Sejak kecil, saya bukanlah 'pemaksa' Ibu untuk memasak menu berbuka yang 'wow' atau 'wah' dengan aneka kelezatan. Asalkan nasi dengan lauk mencukupi sesuai selera, saya 'ayo' saja untuk berbuka puasa.Â
Menu yang lezat lainnya, biasa terlewat begitu saja karena selera makan saya yang 'aduhai' indahnya. Pulang tarawih pun nanti, jika lapar saya hanya memakan nasi segenggam dengan lauk sepotong lalu berangkat tidur. Meskipun kolak masih tersisa di atas meja semangkuk penuh, saya tidak juga menyentuhnya.

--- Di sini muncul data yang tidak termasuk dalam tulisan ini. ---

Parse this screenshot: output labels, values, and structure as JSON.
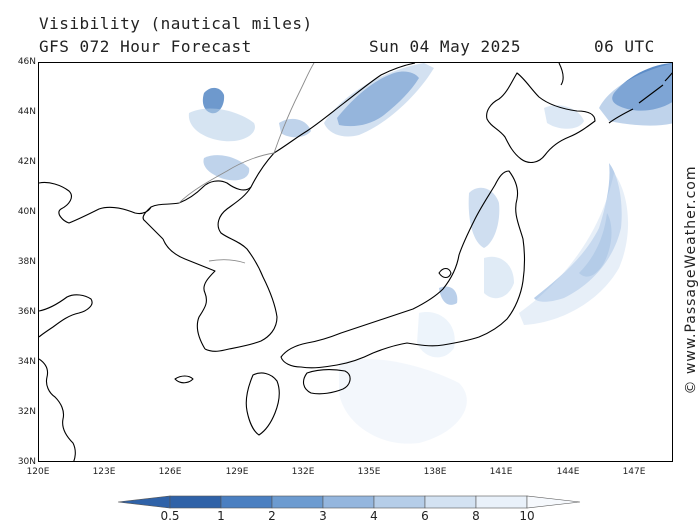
{
  "header": {
    "line1": "Visibility (nautical miles)",
    "model": "GFS 072 Hour Forecast",
    "date": "Sun 04 May 2025",
    "time": "06 UTC"
  },
  "credit": "© www.PassageWeather.com",
  "map": {
    "lon_range": [
      120,
      150
    ],
    "lat_range": [
      30,
      46
    ],
    "lat_ticks": [
      "46N",
      "44N",
      "42N",
      "40N",
      "38N",
      "36N",
      "34N",
      "32N",
      "30N"
    ],
    "lon_ticks": [
      "120E",
      "123E",
      "126E",
      "129E",
      "132E",
      "135E",
      "138E",
      "141E",
      "144E",
      "147E"
    ]
  },
  "legend": {
    "labels": [
      "0.5",
      "1",
      "2",
      "3",
      "4",
      "6",
      "8",
      "10"
    ],
    "colors": [
      "#2f62a8",
      "#4a7fc1",
      "#6c9bd0",
      "#94b6de",
      "#b5cde8",
      "#d3e2f2",
      "#e9f1fa",
      "#f6f9fd"
    ]
  }
}
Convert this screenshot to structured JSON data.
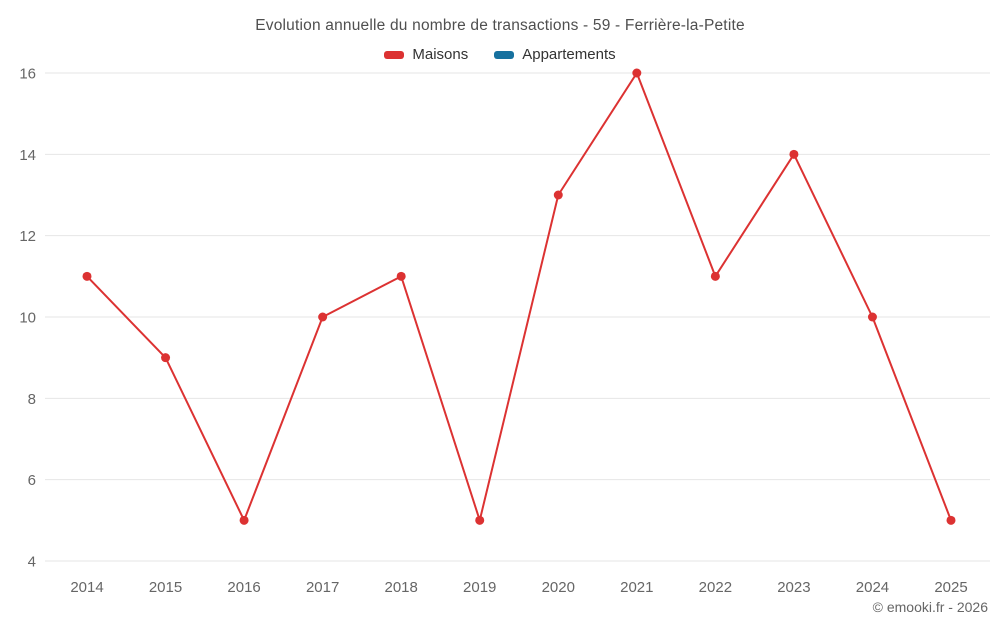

Budaya berburu takjil memang luar biasa sekali. Tak hanya di Aceh tetapi di mana-mana -- berdasarkan liputan Ramadan khas televisi masa kini dan bacaan di internet.Â
Di hampir persimpangan adalah mereka yang menjual menu berbuka dengan harga murah, beragam pilihan dan tentu saja sangat menggiurkan. Namun sekali lagi, saya bukanlah orang yang kepincut dengan aneka takjil itu. Mata saya tidak ngiler dengan menu berbuka aneka warna dan aroma. Saya tetap tidak mampir ke pinggir jalan untuk membeli sepotong saja dengan harga seribu rupiah itu.
Takjil saya, jika pun ingin memakannya nanti adalah kolang-kaling dengan sedikit kacang ijo serta nangka. Kolak mungkin sebutan lain namun bagi kami itu bukanlah kolak, hanya semacam bubur kacang ijo. Jika kolak biasanya terdiri dari pisang, ubi, nangka dan lain-lain yang berjumlah banyak. Kolang-kaling yang dicampur santan untuk dimasak rasanya lebih lezat daripada kolak pada konotasi sebenarnya.
Ibu tak pernah meminta saya membeli takjil pinggir jalan karena memang tidak termakan lepas berbuka. Namun, Ibu akan buru-buru merendam kacang ijo yang saya bawa pulang siang hari untuk dibuatkan takjil kesukaan saya itu. Tambahan nangka adalah untuk menambah aroma agar lebih segar, sedap dikecap dan menambah perpaduan warna sehingga lebih menggoda. Tambahan gula aren juga akan menambah manis yang khas dibandingkan hanya gula biasa saja.
Mungkin ada anggota keluarga lain yang suka tetapi saya tidak tahu mereka suka apa. Saya sengaja mampir ke penjual lalu memilih sepotong dan sepotong kue berbeda, tentu saja belum tentu disukai. Apalagi di keluarga kami, semangka adalah wajib diburu. Tahukah kamu jika berbuka di Aceh ini semangka adalah minuman pelepas dahaga nomor satu?
Semangka diburu. Semangka diparut lalu dicampur dengan gula dan sirup berwarna merah. Kamu bisa membayangkan bagaimana rasanya itu. Sekali teguk, perut bisa saja langsung terisi penuh tetapi saya hanya mencicipi sedikit saja karena lepas itu adalah nasi terlebih dahulu. Ada alasan kenapa saya tidak begitu mudah tergoda dengan takjil yang aneka rupa, pertama sekali karena alasan saya pernah sakit lambung begitu parah.
Seteguk semangka parut, lalu langsung makan nasi setidaknya bisa membuat perut saya tidak mual. Meskipun nanti hanya segumpal saja saya makan, perut tidak lagi berangin dan bisa segera salat tarawih. Nah, biasanya lepas tarawih baru saya makan lebih banyak lagi untuk mengisi kekosongan tersebut dan sekali lagi, nasi adalah pilihannya karena saya takut salah makan bisa berdampak parah kepada perut.